Sollte es aber Schwierigkeiten mit der Solvenz geben, so wird der Mobilfunk-Vertrag nicht abgeschlossen und sie werden maximal mit einem Prepaid-Paket abgefunden. Ein Handy ist dabei aber oftmals nicht enthalten. Jetzt gelangen die "Handy auch mit Schufa Eintrag"-Angebote ins Spiel. Wenn es auch nicht garantiert ist, dass Sie einen Mobilfunk-Vertrag erhalten, so sind Ihre Chancen doch bei weitem besser. Da die meisten Vertragsanbieter nur mit einem Mobilfunknetz-Betreiber kooperieren, wird in diesem Fall die Grenze der Kreditwürdigkeit einer Person fest gesetzt. Die "Handy ohne Schufa"-Angebote stammen von Anbietern, die mit mehreren Netzbetreibern zusammen arbeiten, da sie sich auf Kunden mit schlechter Solvenz vorbereitet haben. Für den Abschluss eines Vertrags gibt es daher eine höhere Chance, denn die Kreditwürdigkeitsgrenzen sind unterschiedlich. Dass diese Händler aufgrund ihrer Erfahrung sicher wissen, mit welchen Tarifen und Mobilfunk-Verträgen eine gute Annahmechance gegeben ist und mit welchen nicht, ist in diesem Fall ein weiterer Vorteil. Trotzdem darf man sich auch bei solchen derartigen Vertrags-Angeboten nicht sicher sein, einen Mobilfunk-Vertrag abschließen zu können. Es wird dadurch nur die Eventualität vergrößert, aber keinesfalls etwas zu gesichert.

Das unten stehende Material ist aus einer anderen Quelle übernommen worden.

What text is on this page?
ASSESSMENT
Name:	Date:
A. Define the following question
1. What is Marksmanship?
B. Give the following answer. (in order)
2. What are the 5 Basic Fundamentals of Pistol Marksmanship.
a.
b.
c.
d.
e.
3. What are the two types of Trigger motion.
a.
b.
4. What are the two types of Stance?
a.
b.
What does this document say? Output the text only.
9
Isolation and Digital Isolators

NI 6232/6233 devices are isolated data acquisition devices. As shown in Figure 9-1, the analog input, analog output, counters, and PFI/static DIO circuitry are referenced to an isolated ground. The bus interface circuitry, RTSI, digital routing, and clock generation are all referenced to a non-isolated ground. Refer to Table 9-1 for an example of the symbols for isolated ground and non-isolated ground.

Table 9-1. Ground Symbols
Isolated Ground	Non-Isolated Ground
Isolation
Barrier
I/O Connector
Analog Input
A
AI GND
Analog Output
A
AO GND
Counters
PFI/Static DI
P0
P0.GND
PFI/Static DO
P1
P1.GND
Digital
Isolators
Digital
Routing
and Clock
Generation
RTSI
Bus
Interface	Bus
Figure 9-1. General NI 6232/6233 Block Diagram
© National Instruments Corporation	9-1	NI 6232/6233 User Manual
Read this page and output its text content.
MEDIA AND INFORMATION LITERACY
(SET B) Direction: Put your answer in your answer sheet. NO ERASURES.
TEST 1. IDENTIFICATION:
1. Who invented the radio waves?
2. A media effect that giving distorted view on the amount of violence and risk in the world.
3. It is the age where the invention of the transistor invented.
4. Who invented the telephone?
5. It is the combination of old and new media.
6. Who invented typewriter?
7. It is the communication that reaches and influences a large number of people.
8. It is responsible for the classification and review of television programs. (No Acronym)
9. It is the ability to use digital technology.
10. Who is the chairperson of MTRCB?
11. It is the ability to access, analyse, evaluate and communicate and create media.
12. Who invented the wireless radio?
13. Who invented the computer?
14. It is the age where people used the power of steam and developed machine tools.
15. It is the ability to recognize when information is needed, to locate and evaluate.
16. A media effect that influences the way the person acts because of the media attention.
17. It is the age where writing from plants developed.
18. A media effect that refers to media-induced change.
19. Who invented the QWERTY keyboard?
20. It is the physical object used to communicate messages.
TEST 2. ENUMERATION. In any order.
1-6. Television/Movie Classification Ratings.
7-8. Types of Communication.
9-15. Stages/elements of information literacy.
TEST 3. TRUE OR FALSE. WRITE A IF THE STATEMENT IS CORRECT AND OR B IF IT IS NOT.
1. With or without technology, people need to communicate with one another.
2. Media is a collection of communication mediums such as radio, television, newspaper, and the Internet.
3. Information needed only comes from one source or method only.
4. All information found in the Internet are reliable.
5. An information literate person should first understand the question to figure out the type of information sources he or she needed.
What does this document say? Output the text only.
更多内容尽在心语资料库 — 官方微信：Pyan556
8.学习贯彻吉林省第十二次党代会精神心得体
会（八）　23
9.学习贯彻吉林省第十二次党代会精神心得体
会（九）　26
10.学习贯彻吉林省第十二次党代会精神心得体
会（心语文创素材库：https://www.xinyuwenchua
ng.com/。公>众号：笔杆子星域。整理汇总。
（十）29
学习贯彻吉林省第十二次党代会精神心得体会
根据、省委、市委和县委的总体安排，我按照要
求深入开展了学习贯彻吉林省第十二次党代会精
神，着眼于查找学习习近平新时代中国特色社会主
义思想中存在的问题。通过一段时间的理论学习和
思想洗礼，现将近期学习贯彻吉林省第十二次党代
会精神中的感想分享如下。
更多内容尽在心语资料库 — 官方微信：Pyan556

mittlerweile finden Sie aber als alternative Lösung gute so genannte Kompromiss- und Vertrauensverträge. Solche alternativen Tarife werden von diesen Händlern neben den normalen Verträgen offeriert. Einen solchen Vertrag bietet beispielsweise T-Mobile an, man kann dabei, wenn man seine Zahlungen der Rechnungen regelmäßig drei Monate lang geleistet hat, in einen Tarif mit einem subventionierten Handy überwechseln. Alternative Tarife die eine Kautionszahlung verlangen, sind eine andere Möglichkeit. Was letztlich bedeutet, dass beim Abschluss dieses Vertrages eine Kaution in Höhe von 80 - 400 Euro gezahlt werden muss, um dadurch das Risiko eines Ausfalls so klein wie möglich zu halten. Auch wenn man sich für diese Summe schon ein qualitativ sehr gutes Handy zu legen kann, sollte man sich Gedanken machen, dass man dann nicht in den Vorzug eines Mobilfunk-Vertrages kommt.

Nun stellt sich vielen bestimmt die Frage, wo man solche Angebote findet? Wenn man bei Google bestimmte Suchwörter eingibt, findet man genügend Möglichkeiten um an diese Angebote zu gelangen, wie z.B. Handy trotz Schufa.